サンプルシナリオ:卓球データでのパフォーマンス傾向分析

今回利用したサンプルデータ(TableTennisDemo)には、以下のような項目が含まれています。

項目内容
Playerサーブ・ラリーのプレイヤー名
ServeTypeサーブの種類(Forehand, Reverse sidespin serve など)
Outcomeラリー結果(Winner, Error など)
SpinClass回転種別(Topspin, Backspin など)
Created_at計測日時

Copilot に対して、

“Show me which serve types lead to the most wins”
“Visualize how player performance changes over time”

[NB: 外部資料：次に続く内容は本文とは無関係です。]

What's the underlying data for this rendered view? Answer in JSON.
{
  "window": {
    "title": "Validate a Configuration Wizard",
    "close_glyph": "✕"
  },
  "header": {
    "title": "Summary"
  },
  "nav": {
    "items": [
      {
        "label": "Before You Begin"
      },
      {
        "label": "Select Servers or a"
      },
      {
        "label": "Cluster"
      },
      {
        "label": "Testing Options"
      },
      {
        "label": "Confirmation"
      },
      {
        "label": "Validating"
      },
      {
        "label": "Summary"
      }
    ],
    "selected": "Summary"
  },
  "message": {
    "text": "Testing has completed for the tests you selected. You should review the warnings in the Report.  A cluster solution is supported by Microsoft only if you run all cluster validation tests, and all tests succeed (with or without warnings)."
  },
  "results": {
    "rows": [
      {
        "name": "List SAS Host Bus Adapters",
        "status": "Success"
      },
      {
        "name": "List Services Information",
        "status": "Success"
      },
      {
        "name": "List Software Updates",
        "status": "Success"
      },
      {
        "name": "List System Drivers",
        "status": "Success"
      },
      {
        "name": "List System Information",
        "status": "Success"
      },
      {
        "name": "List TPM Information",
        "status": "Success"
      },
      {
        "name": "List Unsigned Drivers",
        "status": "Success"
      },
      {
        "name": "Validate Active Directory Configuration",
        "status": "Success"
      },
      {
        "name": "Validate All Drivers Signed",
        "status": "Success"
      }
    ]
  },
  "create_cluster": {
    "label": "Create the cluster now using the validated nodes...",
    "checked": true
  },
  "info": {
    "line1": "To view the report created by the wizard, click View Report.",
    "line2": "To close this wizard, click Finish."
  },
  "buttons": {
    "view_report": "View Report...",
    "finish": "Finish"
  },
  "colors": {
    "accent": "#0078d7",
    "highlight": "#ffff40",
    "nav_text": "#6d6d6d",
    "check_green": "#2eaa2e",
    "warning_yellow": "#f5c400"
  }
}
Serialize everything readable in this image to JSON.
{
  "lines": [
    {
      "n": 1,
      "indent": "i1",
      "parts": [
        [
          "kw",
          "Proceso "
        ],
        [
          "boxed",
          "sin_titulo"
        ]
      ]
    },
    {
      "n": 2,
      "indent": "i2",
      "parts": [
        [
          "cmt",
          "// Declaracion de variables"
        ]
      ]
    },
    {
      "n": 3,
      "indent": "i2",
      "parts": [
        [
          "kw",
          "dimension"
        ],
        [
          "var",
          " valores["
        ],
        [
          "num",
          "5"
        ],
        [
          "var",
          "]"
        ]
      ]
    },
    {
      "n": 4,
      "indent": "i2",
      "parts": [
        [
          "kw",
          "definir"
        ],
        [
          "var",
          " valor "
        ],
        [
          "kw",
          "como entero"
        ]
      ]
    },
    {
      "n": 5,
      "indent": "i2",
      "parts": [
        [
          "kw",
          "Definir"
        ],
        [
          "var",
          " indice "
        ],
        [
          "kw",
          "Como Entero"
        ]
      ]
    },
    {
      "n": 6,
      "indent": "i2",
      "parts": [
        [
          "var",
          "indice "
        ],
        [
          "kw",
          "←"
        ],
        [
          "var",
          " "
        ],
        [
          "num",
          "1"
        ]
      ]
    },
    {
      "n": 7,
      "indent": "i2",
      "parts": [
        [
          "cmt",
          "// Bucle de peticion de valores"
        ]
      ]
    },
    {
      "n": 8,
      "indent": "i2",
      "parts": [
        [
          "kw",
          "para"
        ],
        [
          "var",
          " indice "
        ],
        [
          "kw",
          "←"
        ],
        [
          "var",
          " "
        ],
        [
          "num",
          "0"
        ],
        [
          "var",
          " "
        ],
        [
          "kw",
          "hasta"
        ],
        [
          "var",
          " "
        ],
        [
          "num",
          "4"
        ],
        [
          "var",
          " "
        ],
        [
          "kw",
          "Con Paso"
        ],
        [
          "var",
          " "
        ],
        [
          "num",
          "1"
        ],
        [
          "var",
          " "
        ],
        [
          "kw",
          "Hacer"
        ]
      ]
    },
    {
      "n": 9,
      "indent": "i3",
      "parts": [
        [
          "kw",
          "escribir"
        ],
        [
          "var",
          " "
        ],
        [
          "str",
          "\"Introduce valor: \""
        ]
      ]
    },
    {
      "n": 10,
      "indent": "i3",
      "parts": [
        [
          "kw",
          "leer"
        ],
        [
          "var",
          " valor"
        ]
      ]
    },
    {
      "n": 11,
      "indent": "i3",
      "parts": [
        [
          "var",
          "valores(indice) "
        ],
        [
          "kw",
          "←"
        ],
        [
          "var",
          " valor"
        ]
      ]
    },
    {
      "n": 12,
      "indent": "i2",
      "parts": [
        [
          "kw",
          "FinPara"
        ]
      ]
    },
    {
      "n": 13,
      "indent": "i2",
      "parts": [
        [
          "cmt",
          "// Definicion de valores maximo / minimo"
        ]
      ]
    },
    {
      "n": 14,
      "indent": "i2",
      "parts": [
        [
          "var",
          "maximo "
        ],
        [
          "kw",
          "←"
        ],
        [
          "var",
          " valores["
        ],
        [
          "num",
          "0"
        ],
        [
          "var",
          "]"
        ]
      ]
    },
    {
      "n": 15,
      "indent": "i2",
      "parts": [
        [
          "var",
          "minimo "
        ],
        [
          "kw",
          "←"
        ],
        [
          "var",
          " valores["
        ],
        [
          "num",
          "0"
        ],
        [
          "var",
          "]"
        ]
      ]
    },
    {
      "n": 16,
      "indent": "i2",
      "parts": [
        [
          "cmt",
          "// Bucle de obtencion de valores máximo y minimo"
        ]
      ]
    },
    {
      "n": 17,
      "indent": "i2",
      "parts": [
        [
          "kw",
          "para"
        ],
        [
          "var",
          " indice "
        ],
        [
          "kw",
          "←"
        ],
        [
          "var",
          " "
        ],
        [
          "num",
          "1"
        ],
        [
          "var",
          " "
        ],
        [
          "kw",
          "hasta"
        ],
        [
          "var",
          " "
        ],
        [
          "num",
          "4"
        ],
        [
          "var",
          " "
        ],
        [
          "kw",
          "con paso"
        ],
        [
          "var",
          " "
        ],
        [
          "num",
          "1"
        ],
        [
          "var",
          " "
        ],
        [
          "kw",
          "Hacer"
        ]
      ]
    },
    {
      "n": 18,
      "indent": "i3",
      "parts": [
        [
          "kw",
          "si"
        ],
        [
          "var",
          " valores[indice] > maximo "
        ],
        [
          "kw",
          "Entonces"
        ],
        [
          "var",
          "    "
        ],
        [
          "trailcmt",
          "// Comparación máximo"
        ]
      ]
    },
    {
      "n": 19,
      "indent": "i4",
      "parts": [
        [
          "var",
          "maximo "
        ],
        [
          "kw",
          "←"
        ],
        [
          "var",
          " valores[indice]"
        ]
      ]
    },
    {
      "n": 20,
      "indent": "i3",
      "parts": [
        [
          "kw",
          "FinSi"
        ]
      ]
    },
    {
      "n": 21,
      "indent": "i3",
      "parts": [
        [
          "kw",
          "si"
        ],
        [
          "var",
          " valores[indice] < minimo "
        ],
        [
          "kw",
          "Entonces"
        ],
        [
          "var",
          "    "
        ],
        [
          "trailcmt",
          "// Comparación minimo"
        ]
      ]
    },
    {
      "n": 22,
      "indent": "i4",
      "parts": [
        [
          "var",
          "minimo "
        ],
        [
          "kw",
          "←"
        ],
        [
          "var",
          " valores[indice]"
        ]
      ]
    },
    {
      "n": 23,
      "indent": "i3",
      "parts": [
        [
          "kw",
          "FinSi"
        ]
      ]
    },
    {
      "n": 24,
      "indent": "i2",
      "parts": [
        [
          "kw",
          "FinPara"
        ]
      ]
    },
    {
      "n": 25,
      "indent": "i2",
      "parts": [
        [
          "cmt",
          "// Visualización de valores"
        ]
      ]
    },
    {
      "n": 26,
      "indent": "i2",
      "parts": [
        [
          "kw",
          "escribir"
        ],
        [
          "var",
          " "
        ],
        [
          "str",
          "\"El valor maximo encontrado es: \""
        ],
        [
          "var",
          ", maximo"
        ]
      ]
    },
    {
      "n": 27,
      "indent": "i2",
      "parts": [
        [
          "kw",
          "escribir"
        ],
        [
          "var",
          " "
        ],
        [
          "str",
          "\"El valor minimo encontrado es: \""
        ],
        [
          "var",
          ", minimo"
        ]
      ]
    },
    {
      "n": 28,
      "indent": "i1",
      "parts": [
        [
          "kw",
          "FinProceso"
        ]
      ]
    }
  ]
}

と入力すると、Copilot はサーブタイプ別の勝率グラフや、時間経過に伴うプレイヤーのパフォーマンス推移を自動生成しました。これにより、どのサーブが勝ちにつながりやすいか特定プレイヤーの傾向がどう変化しているかを直感的に把握できます。

 📷 Copilot による自動生成レポート

まとめ

今回の検証では、既存の自動化基盤(Blob + ADF + SQL + Power BI)に Power BI の Copilot 機能 を組み合わせることで、“データの流れ”だけでなく、“分析の流れ”までも自動化できることを確認しました。

これにより、

  • CSV をアップロードするだけでデータが SQL に格納され、

  • Power BI で最新のグラフが自動更新され、

  • さらに Copilot が自然言語で分析レポートを提案してくれる

という仕組みが実現できました。


以上、最後までお読みいただきありがとうございました。